For an evening of fine dining, the Blue Star Brasserie on 14th Avenue has become our go-to choice on the Vero Beach mainland.
When chef Kitty Wagner opened this restaurant in Vero’s Old Downtown as the Blue Star Bourbon Bar and Southern Kitchen in 2013, the ambiance was about as casual and roughhewn as the name. Five years later, it’s still casual – but each year, it also becomes more elegant.
And when we visited last week, the piano stylings of Jim Van Voorheis provided an excellent backdrop for an evening of comfortable but gracious dining.
Word of how good this restaurant has become is clearly getting around, because even on a summer Vero evening, it was fortunate that we had booked ahead.
Seated far enough from the piano for easy table conversation, our very attentive server quickly took our wine order, and returned with a basket of the Blue Star’s rosemary rolls.
For appetizers, I decided to have the chilled cucumber and dill soup ($8), my husband opted for the foie gras ($24), and our companion ordered the escargot saute ($14).
The soup, made with nonfat Greek yogurt, was light and refreshing – the perfect starter on a hot summer night. The pan-seared foie gras was exquisite, served with a blueberry and blackberry chutney and accompanied by a petite mixed green salad.
And Kitty’s escargot sautee – not your classic presentation, but a deconstructed dish with tender snails surrounded by bacon, shallots, and slices of apple, and a square of puff pastry on the side as a garnish – was great, as always.
Then for entrées, I ordered the diver sea scallops ($36), my husband chose the lobster risotto ($38), and our companion went for the swordfish ($34).
My dish consisted of four pan-seared jumbo scallops served on top of a shitake, tomato and spinach orzo with a little bit of goat cheese and a basil pesto.

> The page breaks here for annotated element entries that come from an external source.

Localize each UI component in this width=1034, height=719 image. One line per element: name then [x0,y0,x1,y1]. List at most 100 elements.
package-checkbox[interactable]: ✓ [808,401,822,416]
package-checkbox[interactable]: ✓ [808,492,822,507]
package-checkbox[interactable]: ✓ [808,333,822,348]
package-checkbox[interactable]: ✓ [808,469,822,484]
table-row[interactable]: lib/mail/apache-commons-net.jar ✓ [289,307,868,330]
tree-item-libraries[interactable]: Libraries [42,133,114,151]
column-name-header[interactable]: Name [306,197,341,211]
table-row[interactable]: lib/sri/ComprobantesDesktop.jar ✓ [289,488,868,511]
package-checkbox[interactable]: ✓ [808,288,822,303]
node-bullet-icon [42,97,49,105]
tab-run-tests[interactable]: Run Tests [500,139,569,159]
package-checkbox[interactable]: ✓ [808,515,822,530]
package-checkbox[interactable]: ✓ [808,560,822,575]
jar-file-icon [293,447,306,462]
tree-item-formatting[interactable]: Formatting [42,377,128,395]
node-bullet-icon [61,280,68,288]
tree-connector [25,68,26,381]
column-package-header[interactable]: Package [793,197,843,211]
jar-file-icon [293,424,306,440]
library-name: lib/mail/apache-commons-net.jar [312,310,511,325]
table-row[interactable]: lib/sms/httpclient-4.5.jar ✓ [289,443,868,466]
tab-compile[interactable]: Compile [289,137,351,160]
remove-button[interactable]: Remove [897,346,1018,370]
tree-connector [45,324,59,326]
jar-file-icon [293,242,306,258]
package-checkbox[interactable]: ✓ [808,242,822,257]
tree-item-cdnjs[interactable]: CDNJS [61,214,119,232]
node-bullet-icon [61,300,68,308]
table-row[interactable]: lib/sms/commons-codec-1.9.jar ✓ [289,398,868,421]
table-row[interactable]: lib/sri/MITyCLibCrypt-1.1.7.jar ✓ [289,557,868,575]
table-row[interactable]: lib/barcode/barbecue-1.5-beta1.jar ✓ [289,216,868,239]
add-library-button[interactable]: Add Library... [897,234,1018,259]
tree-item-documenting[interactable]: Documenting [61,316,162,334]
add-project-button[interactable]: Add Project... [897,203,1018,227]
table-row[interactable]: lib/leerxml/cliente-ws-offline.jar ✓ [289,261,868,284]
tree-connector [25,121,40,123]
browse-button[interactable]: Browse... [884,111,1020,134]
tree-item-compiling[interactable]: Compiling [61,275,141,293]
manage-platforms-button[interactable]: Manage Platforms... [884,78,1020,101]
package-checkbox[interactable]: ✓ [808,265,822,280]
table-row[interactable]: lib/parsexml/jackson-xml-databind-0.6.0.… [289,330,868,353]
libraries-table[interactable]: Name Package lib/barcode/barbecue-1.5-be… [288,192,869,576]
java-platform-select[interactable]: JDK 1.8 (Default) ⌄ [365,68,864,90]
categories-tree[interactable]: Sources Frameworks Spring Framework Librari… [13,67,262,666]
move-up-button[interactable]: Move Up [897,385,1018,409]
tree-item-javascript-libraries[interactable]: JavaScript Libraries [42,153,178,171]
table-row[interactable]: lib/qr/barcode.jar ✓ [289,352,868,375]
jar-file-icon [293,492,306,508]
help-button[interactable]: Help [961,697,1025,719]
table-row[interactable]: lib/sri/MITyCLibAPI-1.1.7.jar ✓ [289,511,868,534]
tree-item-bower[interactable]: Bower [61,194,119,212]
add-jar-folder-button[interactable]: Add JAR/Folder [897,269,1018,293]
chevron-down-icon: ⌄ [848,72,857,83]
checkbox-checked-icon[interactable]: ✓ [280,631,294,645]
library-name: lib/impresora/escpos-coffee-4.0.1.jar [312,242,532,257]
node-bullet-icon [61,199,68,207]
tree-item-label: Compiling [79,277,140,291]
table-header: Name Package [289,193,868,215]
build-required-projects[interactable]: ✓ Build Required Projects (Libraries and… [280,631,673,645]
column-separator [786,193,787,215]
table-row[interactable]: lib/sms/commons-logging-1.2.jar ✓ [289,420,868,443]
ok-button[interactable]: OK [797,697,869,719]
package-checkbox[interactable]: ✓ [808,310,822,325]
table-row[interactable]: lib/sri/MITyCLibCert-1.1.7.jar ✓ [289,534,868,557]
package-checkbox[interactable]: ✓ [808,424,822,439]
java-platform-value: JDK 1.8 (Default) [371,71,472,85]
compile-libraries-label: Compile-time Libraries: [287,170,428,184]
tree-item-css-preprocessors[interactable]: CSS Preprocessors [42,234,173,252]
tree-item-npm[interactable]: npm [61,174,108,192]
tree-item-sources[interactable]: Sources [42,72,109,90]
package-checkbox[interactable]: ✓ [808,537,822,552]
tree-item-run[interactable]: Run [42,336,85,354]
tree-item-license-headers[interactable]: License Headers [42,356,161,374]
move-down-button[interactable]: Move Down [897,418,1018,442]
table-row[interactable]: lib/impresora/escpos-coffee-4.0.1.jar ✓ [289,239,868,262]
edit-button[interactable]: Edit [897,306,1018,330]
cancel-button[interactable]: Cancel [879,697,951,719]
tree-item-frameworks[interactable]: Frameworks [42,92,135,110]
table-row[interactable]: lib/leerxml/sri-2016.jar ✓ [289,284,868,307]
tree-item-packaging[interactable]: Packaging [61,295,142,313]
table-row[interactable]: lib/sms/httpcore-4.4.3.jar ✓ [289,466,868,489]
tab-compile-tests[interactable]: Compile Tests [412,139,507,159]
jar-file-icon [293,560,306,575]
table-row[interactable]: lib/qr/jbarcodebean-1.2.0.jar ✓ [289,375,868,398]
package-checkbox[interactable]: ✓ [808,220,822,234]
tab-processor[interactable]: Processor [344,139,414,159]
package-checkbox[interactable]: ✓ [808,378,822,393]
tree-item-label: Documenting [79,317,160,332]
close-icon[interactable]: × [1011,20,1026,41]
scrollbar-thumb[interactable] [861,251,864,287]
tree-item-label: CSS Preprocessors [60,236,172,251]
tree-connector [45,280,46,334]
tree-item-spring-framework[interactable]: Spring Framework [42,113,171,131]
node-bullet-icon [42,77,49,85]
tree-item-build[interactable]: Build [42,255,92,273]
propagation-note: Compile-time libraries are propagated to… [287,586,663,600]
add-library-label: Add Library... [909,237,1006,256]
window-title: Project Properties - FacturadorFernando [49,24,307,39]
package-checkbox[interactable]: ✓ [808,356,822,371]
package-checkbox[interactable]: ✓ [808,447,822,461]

Accompanied by grilled asparagus, it was a fabulous dish.
Our companion’s very thick cut of swordfish was cooked perfectly, nice and moist, and complemented by a roasted tomato, caper and olive ragout.
But my husband’s lobster risotto was absolutely amazing – the meat from a pound-and-a-half Maine lobster, removed from the shell, and served on top of a shitake, leek, tarragon, parmesan, white wine risotto. Superb.
On another recent visit, I started with a very light and refreshing summer watermelon salad ($14), and my husband enjoyed an excellent Maine lobster bisque ($12).
Then for entrées, I chose the pan-seared Faroe Island salmon ($28) – always very good here, and on this visit served atop succotash – and my husband had one of his favorites, the sautéed calves liver and fried onions ($28) served with whipped potatoes.
On neither of these recent outings, alas, did we have room for one of the Blue Star’s delicious homemade desserts.
This summer’s special deal (every restaurant seems to have one) is a free bottle of wine with every two entrées or four appetizers. And these are pretty good wines. The nights we were there, we opted for the Bogle chardonnay.
Dinner for two, if you have an appetizer, entrée and dessert, can still run $90 to $100 before tip – even with the wine special – but it can come in considerably less if you dine light on the interesting selection of small plates.
Chef Kitty has been through a number of restaurant iterations – some we really liked, some less so – in her years in Vero Beach. At the Blue Star Brasserie, she currently is at the top of her game.
The reviewer dines anonymously at restaurants at the expense of Vero Beach 32963.